Methods. Suspected cases and contacts exposed during a measles outbreak in New York City in 2011 were investigated. Medical histories and immunization records were obtained. Cases were confirmed by detection of measles-specific IgM and/or RNA. Tests for measles IgG, IgG avidity, measurement of measles neutralizing antibody titers, and genotyping were performed to characterize the cases.

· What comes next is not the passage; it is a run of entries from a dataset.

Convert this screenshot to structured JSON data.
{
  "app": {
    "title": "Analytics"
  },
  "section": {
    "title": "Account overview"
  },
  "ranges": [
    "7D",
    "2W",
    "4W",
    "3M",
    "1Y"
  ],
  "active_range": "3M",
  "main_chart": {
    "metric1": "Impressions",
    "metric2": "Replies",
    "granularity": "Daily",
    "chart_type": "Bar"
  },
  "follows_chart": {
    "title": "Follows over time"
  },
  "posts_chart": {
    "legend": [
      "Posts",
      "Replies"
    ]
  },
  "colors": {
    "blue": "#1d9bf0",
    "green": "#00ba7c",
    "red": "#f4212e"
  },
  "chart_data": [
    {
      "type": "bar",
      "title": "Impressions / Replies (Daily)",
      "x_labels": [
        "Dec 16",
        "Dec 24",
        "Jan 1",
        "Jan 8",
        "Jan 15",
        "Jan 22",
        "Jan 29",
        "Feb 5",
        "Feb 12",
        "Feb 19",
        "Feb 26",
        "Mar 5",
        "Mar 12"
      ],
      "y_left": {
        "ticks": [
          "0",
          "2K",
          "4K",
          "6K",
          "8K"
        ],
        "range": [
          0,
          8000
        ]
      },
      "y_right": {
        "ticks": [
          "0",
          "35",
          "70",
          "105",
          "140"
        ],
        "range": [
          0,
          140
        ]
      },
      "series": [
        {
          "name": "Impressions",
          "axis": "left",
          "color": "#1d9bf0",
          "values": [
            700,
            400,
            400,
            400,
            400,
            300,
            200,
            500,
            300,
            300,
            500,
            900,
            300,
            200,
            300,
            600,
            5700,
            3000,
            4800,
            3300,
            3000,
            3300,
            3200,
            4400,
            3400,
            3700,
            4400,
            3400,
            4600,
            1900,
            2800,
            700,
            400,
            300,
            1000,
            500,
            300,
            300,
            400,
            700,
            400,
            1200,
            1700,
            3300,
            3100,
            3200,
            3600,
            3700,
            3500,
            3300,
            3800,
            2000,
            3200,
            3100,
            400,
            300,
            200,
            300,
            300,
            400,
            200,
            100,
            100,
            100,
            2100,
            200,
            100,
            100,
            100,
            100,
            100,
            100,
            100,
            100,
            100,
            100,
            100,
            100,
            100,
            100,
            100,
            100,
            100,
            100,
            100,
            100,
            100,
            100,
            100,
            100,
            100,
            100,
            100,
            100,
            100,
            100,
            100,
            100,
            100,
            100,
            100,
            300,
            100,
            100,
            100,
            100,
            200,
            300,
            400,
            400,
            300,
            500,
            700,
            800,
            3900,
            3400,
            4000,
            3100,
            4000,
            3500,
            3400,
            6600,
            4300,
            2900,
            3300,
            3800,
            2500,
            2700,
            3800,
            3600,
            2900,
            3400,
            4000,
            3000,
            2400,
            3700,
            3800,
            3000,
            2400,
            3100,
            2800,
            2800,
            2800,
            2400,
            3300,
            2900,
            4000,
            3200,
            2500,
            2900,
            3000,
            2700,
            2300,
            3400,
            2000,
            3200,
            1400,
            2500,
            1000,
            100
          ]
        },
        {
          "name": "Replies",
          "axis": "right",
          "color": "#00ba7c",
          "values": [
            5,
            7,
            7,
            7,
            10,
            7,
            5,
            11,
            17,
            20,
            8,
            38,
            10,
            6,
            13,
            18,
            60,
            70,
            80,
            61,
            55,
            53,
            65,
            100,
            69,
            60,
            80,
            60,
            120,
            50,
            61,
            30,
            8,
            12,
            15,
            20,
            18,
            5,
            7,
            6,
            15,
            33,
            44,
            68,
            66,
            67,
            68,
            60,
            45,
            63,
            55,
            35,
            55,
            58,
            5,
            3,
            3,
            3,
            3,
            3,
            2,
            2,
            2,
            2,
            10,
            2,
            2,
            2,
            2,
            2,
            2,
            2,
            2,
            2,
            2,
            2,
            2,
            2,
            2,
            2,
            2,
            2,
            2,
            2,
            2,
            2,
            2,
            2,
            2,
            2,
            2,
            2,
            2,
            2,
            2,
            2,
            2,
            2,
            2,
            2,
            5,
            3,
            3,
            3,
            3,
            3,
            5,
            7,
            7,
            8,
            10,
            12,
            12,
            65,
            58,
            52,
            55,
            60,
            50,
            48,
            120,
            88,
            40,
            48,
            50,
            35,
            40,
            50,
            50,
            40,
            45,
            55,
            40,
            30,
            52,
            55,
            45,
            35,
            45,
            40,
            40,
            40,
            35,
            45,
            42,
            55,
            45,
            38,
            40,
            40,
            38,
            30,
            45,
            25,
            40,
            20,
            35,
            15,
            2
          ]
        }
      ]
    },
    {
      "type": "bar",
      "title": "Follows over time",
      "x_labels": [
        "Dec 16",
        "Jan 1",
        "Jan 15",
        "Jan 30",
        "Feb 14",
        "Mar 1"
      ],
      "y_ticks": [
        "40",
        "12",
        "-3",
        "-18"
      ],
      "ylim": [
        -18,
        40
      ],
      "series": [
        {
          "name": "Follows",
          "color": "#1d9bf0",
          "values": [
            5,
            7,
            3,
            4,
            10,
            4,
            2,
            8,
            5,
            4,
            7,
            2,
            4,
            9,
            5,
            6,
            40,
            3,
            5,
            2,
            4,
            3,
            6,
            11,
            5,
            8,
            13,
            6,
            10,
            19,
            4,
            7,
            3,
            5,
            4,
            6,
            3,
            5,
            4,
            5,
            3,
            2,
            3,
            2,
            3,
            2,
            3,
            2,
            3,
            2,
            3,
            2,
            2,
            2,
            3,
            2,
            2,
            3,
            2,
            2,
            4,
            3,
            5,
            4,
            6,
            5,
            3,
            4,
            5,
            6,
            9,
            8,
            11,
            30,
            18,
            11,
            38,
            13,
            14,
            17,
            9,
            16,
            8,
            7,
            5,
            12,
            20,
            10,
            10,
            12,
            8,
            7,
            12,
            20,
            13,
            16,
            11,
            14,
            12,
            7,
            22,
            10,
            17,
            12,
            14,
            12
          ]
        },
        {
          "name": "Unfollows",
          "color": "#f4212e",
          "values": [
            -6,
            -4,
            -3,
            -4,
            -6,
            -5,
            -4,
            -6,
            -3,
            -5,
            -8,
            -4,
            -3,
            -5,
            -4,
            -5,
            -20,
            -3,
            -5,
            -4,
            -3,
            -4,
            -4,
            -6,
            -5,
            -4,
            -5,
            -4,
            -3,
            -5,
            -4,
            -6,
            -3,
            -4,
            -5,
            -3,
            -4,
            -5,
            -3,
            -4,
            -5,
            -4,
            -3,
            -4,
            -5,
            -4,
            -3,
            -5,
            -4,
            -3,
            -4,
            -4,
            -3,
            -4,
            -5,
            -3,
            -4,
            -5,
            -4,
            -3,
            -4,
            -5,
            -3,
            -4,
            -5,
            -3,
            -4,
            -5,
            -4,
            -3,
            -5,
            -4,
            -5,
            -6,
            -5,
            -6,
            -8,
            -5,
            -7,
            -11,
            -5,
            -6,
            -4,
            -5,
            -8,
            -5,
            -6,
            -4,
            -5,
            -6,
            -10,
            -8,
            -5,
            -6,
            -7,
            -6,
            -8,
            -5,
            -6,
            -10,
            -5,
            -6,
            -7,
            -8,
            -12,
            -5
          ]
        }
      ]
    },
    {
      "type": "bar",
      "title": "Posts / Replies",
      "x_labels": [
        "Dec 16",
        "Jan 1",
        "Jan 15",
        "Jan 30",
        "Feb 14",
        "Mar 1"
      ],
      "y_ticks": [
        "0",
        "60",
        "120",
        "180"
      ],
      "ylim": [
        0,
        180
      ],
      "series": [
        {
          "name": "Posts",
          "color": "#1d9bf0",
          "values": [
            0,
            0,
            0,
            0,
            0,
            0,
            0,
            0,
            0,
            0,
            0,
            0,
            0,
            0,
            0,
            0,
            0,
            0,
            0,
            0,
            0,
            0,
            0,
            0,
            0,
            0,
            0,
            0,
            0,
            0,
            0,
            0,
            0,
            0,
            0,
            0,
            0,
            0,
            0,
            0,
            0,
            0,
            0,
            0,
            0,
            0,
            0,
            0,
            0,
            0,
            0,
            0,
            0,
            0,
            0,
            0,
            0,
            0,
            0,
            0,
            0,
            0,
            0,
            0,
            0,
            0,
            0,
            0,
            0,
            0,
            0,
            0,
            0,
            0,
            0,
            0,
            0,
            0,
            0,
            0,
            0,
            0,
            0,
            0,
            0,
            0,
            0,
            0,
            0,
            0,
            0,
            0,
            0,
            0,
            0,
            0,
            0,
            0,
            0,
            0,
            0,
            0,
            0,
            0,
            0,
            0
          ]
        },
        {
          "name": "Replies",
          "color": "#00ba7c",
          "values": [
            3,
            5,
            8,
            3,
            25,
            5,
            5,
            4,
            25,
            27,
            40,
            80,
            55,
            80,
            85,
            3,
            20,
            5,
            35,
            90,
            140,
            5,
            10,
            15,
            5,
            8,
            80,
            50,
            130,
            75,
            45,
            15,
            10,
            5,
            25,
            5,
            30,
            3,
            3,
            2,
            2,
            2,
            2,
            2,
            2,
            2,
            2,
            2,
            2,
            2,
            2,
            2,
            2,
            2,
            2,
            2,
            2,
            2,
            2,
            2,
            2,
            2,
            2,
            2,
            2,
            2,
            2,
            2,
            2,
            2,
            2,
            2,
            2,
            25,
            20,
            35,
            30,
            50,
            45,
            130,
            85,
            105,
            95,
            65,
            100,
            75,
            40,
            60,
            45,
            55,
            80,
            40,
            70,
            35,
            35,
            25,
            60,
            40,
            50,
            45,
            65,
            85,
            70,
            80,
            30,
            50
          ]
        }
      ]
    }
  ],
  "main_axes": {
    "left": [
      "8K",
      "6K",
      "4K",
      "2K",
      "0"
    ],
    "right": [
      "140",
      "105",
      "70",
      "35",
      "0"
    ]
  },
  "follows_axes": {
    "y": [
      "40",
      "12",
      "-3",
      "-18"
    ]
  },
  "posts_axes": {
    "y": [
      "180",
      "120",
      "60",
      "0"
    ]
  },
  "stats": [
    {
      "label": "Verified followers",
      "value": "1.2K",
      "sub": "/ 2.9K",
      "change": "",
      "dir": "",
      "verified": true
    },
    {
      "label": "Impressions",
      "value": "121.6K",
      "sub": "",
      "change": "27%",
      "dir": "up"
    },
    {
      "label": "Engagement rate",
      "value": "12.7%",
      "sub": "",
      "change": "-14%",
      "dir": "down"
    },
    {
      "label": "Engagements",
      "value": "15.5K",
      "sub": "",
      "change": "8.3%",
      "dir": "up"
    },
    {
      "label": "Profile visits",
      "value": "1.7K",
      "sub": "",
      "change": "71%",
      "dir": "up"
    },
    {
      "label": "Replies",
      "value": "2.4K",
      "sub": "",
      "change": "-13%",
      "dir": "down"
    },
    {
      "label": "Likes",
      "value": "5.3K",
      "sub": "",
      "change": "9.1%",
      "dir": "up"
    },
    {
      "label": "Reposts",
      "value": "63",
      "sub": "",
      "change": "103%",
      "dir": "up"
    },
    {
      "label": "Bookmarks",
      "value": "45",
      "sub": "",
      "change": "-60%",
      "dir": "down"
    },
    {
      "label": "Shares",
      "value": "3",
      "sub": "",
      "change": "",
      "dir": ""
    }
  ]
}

Results. The index case had two doses of measles-containing vaccine. Of 88 contacts, four secondary cases were confirmed that had either two doses of measles-containing vaccine or a past positive measles IgG antibody. All cases had laboratory confirmation of measles infection, clinical symptoms consistent with measles, and high avidity IgG antibody characteristic of a secondary immune response. Neutralizing antibody titers of secondary cases reached >80,000 mIU/mL 3-4 days post-rash onset while that of the index was <500 mIU/mL 9 days post-rash onset. No additional cases occurred among 231 contacts of secondary cases.
Conclusions. This is the first report of measles transmission from a twice vaccinated individual. The clinical presentation and laboratory data of the index were typical of measles in a naïve individual. Secondary cases had robust anamnestic antibody responses. No tertiary cases occurred despite numerous contacts. This outbreak underscores the need for thorough epidemiologic and laboratory investigation of suspected measles cases regardless of vaccination status.